HIT Policy Committee Meaningful Use Workgroup
Tuesday, April 20, 2010, 9 a.m. to 3:30 p.m./Eastern Time
Panel 1: Meaningful Use of HIT in the Real Lives of Patients & Families
Moderator: Christine Bechtel
Scott Mackie, Health & Wellness, IDEO, Inc.
Eric Dishman, Director, Health Innovation & Policy, Intel Corp.

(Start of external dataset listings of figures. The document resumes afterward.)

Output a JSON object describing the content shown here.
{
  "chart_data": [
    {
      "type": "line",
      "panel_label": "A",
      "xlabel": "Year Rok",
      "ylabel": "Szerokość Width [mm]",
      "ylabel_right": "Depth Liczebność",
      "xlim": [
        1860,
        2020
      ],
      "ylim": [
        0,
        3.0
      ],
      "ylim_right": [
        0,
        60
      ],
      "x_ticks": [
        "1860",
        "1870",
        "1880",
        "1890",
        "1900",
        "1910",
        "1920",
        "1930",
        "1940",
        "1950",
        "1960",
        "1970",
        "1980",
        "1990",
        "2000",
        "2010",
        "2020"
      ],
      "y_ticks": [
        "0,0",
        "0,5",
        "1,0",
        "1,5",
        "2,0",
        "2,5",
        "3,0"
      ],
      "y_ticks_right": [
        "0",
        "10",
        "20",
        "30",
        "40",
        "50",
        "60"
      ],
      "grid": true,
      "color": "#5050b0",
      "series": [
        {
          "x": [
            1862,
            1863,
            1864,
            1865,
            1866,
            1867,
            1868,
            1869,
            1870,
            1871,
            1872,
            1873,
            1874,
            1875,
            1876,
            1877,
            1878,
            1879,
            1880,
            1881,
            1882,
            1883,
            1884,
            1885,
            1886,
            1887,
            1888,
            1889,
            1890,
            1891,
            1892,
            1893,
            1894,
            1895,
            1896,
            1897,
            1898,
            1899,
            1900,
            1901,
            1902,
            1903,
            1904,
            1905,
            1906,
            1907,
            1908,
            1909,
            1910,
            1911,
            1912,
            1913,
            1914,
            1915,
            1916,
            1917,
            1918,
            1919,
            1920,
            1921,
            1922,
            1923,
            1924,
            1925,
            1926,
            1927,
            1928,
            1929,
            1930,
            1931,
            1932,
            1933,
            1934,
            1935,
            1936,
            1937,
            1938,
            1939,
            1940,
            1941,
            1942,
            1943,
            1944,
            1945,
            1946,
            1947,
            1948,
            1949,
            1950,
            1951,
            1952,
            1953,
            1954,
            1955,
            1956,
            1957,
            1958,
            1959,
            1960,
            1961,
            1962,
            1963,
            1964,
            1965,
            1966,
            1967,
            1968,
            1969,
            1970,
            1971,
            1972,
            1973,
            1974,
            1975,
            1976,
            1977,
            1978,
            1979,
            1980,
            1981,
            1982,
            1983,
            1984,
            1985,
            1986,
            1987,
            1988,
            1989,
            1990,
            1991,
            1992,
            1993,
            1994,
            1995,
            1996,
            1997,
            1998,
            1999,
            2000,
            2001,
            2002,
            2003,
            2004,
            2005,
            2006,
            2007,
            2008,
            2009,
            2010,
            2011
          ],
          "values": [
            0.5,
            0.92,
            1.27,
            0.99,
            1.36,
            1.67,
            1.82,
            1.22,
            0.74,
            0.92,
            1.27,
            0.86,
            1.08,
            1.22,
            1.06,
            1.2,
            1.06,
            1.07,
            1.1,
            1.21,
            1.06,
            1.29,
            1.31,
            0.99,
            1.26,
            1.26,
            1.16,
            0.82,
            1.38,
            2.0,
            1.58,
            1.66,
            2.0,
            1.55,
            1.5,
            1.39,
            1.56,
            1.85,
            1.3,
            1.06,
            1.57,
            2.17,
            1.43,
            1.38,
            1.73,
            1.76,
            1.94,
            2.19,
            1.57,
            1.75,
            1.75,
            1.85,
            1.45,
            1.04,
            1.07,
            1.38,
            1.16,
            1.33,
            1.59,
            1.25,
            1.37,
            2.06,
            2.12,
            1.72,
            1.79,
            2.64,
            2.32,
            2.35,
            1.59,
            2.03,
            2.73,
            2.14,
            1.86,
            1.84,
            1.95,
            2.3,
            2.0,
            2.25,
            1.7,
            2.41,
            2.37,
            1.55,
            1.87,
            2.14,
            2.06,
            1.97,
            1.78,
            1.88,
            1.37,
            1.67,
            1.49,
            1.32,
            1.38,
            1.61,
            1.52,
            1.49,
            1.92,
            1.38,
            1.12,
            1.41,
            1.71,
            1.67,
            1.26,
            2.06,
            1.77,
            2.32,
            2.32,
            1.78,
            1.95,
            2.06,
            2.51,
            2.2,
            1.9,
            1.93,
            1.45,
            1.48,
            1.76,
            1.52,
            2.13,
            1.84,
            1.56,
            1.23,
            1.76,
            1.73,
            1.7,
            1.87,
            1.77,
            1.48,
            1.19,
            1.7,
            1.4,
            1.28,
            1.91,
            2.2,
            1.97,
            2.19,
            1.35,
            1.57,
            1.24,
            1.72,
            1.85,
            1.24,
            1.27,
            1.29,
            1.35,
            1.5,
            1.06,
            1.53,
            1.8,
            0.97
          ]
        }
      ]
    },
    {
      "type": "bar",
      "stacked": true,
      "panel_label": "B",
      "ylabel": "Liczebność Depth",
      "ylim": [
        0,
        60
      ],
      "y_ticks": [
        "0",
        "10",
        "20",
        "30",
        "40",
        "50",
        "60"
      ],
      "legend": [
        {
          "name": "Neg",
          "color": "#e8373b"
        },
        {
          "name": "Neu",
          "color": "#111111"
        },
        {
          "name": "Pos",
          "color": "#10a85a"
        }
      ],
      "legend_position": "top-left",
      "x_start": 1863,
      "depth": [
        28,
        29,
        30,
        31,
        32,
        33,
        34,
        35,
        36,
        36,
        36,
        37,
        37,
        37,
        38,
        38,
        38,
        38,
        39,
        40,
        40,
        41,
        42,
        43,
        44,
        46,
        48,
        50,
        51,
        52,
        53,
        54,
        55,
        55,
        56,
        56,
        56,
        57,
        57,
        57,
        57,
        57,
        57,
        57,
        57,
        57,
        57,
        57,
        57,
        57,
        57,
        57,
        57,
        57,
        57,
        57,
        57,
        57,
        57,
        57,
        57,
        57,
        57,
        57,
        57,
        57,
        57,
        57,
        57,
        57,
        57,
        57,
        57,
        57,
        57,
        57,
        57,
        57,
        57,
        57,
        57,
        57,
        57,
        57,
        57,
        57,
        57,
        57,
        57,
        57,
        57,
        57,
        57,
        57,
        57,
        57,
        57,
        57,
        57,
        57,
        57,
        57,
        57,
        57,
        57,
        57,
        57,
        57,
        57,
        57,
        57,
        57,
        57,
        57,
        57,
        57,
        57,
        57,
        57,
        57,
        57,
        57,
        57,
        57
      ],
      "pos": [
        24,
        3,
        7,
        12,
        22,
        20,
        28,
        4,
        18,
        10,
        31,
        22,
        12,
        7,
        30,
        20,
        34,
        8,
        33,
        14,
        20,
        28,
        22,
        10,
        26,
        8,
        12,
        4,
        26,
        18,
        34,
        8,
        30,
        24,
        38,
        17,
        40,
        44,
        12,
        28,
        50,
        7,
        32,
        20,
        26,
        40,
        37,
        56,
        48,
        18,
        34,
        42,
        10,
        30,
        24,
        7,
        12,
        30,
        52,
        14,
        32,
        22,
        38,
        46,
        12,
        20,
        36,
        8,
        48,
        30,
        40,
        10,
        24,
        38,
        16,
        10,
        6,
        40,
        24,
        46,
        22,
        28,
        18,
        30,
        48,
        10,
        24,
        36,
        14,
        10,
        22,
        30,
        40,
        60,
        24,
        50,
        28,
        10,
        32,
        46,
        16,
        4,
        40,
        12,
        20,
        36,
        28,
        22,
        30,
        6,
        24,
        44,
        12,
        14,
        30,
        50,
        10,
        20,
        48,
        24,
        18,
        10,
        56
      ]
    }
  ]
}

M. Chris Gibbons, Johns Hopkins University Urban Health Institute
Neil Calman, MD, Institute for Family Health
Regina Holliday, patient voice
Panel 2: Incorporating Patient-Generated Data in Meaningful Use of HIT
Moderator: David Lansky
James Ralston, Group Health Research Institute
Patti Brennan, University of Wisconsin, Project Health Design
Carol Raphael, Visiting Nurse Service, NY
Dave DeBronkart, ePatient Dave
David Whitlinger, NY eHealth Collaborative
Hank Fanberg, Christus Health
Panel 3: Policy Challenges & Infrastructure Requirements to Facilitate
Patient/Consumers’ Meaningful Use of HIT
Moderator: Deven McGraw
Joy Pritts, Chief Privacy Officer, Office of the National Coordinator
James Weinstein, Dartmouth Institute for Health Policy & Clinical Practice
Carl Dvorak, Epic Corporation
Cris Ross, MinuteClinic
However I was very frustrated that the little nuggets of new information in the testimony was overshadowed by the passion of the message. I never once heard a question from the committee members that was on these nuggets. The questions were mostly on the parts that the healthcare community continues to hash over and over. I kept expecting the chairman to summarize these nuggets.
The main message I extracted out of testimony, that I think was more-or-less lost on the committee, is that there is a HUGE amount of miss-information around what the Law says. Over and over I heard people asking for access to their health record. This 'right' was very clearly given to the patient in the HIPAA rules, and was further given again in ARRA. If it was given to the patient yet again, I don't think anything would change. Clearly the problem here is that the healthcare community doesn't understand the clear text in the current text. This is a gap of training, not a gap of regulations. This lack of training was not unique to access to the health record, there were many other topics that boil down to the same problem.